Avec son 4x4 traînant une vieille caravane, une Britannique veut entrer en Libye afin de « prier pour la paix ». Joel Saget /AFP
Après avoir traversé le Maroc, l'Algérie et la Tunisie, elle tente, dans un français approximatif. de convaincre les policiers de la laisser passer. Sa silhouette menue émerge à peine d'un gros pull bleu informe et d'un ample pantalon. Elle ne veut pas donner son nom et se présente seulement comme « la petite gitane de Dieu ».
En face, couverture sur la tête, un travailleur bangladais traverse la frontière en sens inverse, laissant derrière lui la Libye où les combats entre ennemis et partisans du colonel Mouammar Kadhafi se sont intensifiés ces derniers jours. Depuis le 20 février, environ 110 000 personnes ont fui en Tunisie.
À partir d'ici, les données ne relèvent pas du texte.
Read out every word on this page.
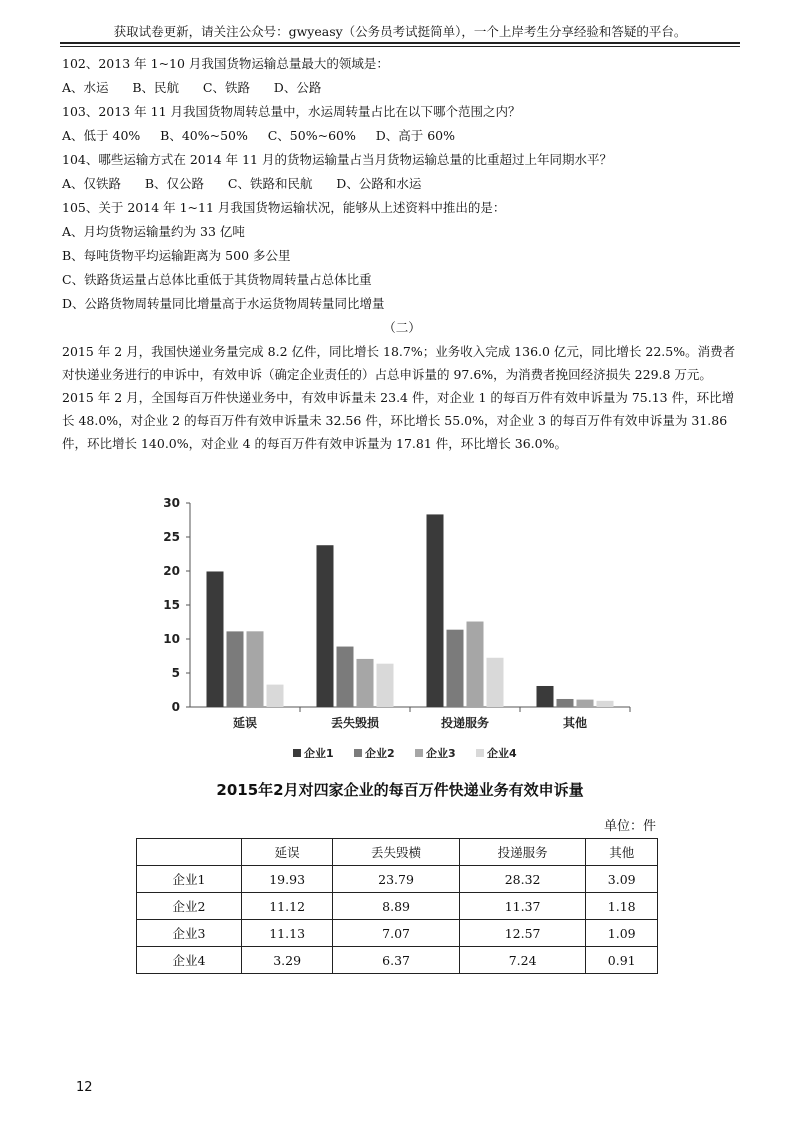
获取试卷更新，请关注公众号：gwyeasy（公务员考试挺简单），一个上岸考生分享经验和答疑的平台。

102、2013 年 1~10 月我国货物运输总量最大的领域是：

A、水运      B、民航      C、铁路      D、公路

103、2013 年 11 月我国货物周转总量中，水运周转量占比在以下哪个范围之内？

A、低于 40%     B、40%~50%     C、50%~60%     D、高于 60%

104、哪些运输方式在 2014 年 11 月的货物运输量占当月货物运输总量的比重超过上年同期水平？

A、仅铁路      B、仅公路      C、铁路和民航      D、公路和水运

105、关于 2014 年 1~11 月我国货物运输状况，能够从上述资料中推出的是：

A、月均货物运输量约为 33 亿吨

B、每吨货物平均运输距离为 500 多公里

C、铁路货运量占总体比重低于其货物周转量占总体比重

D、公路货物周转量同比增量高于水运货物周转量同比增量

（二）

2015 年 2 月，我国快递业务量完成 8.2 亿件，同比增长 18.7%；业务收入完成 136.0 亿元，同比增长 22.5%。消费者对快递业务进行的申诉中，有效申诉（确定企业责任的）占总申诉量的 97.6%，为消费者挽回经济损失 229.8 万元。

2015 年 2 月，全国每百万件快递业务中，有效申诉量未 23.4 件，对企业 1 的每百万件有效申诉量为 75.13 件，环比增长 48.0%，对企业 2 的每百万件有效申诉量未 32.56 件，环比增长 55.0%，对企业 3 的每百万件有效申诉量为 31.86 件，环比增长 140.0%，对企业 4 的每百万件有效申诉量为 17.81 件，环比增长 36.0%。

0
5
10
15
20
25
30
延误	丢失毁损	投递服务	其他
企业1	企业2	企业3	企业4
2015年2月对四家企业的每百万件快递业务有效申诉量
单位：件
	延误	丢失毁横	投递服务	其他
企业1	19.93	23.79	28.32	3.09
企业2	11.12	8.89	11.37	1.18
企业3	11.13	7.07	12.57	1.09
企业4	3.29	6.37	7.24	0.91
12
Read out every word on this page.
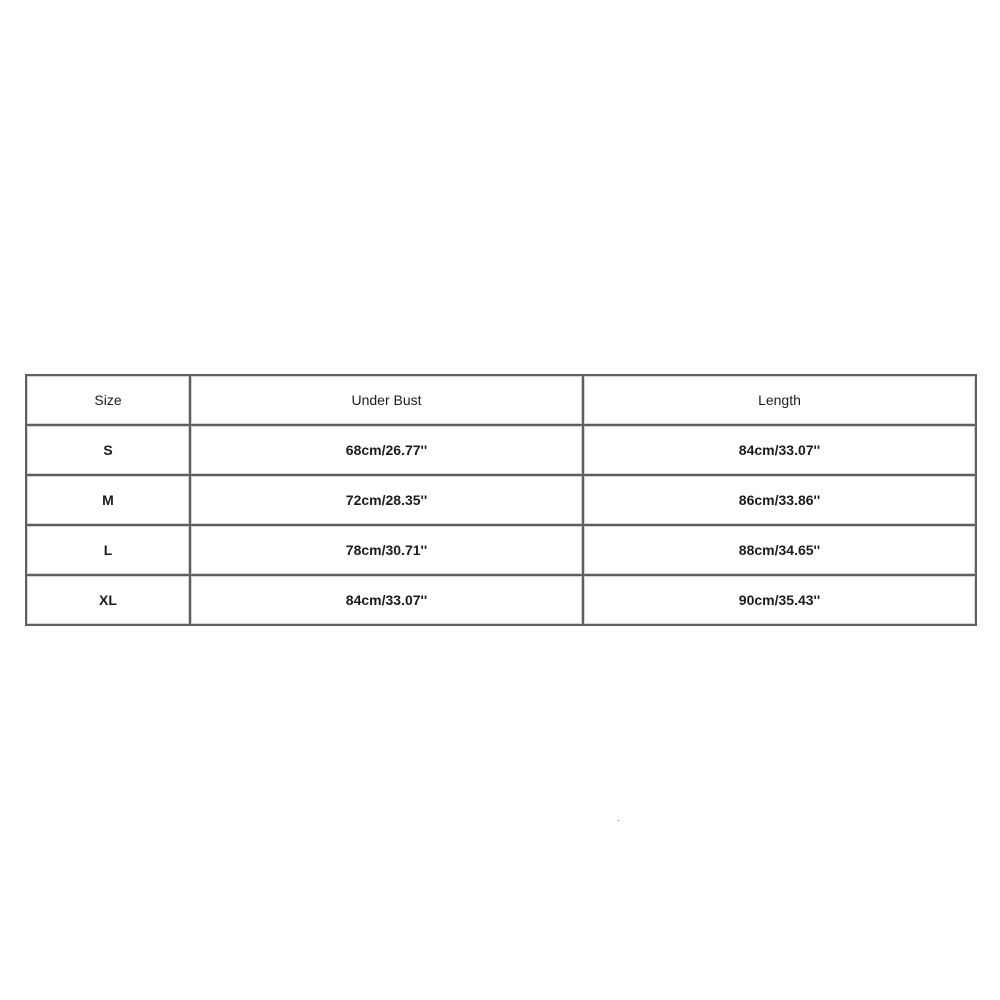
Size	Under Bust	Length
S	68cm/26.77''	84cm/33.07''
M	72cm/28.35''	86cm/33.86''
L	78cm/30.71''	88cm/34.65''
XL	84cm/33.07''	90cm/35.43''
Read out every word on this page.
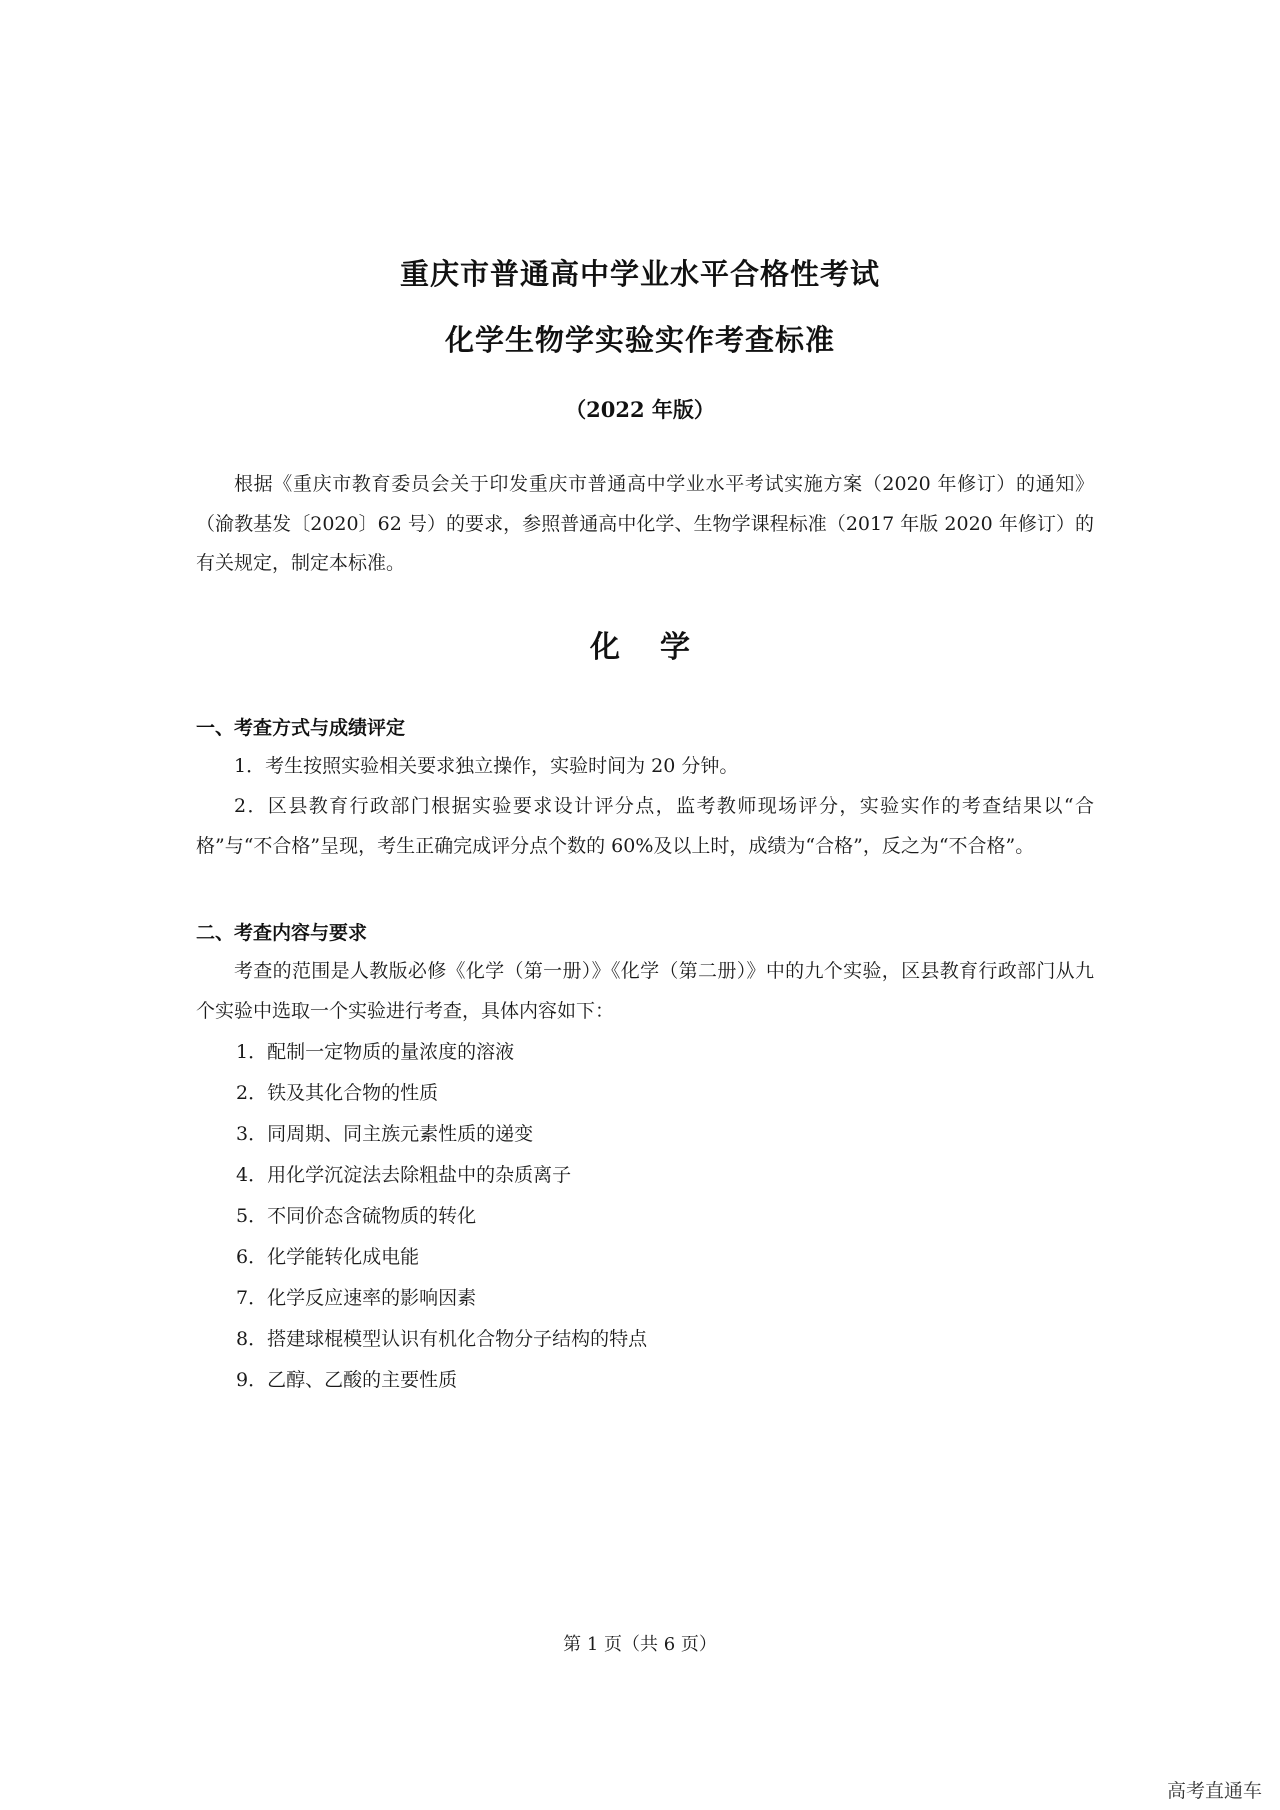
重庆市普通高中学业水平合格性考试
化学生物学实验实作考查标准
（2022 年版）
根据《重庆市教育委员会关于印发重庆市普通高中学业水平考试实施方案（2020 年修订）的通知》（渝教基发〔2020〕62 号）的要求，参照普通高中化学、生物学课程标准（2017 年版 2020 年修订）的有关规定，制定本标准。
化学
一、考查方式与成绩评定
1．考生按照实验相关要求独立操作，实验时间为 20 分钟。
2．区县教育行政部门根据实验要求设计评分点，监考教师现场评分，实验实作的考查结果以“合格”与“不合格”呈现，考生正确完成评分点个数的 60%及以上时，成绩为“合格”，反之为“不合格”。
二、考查内容与要求
考查的范围是人教版必修《化学（第一册）》《化学（第二册）》中的九个实验，区县教育行政部门从九个实验中选取一个实验进行考查，具体内容如下：
1．配制一定物质的量浓度的溶液
2．铁及其化合物的性质
3．同周期、同主族元素性质的递变
4．用化学沉淀法去除粗盐中的杂质离子
5．不同价态含硫物质的转化
6．化学能转化成电能
7．化学反应速率的影响因素
8．搭建球棍模型认识有机化合物分子结构的特点
9．乙醇、乙酸的主要性质
第 1 页（共 6 页）
高考直通车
« Vous êtes toute seule ? » s'étonne l'agent. « Non, je suis avec Allah », répond tout sourire la femme d'une quarantaine d'années en pointant un doigt vers le ciel. Elle dit avoir eu une révélation il y a cinq ans, et depuis, elle a arrêté de fumer et de boire.
Autour d'eux, balayée par le vent, une zone désertique ponctuée de plateaux rocheux couleur ocre, façon western.
« Je suis chrétienne. Je viens prier Dieu pour qu'il nous donne la paix, pour faire cesser les violences », explique-t-elle.
Des autocollants en forme de fleurs ornent la carrosserie de sa voiture bleu foncé immatriculée GB. Une bible est posée sur le tableau de bord.
Éberlués, les douaniers la laissent avancer, non sans prédire qu'elle sera probablement refoulée et forcée de faire demi-tour. « C'est Dieu qui décide », commente juste la Britannique, aide à domicile pour personnes âgées quand elle n'est pas sur la route.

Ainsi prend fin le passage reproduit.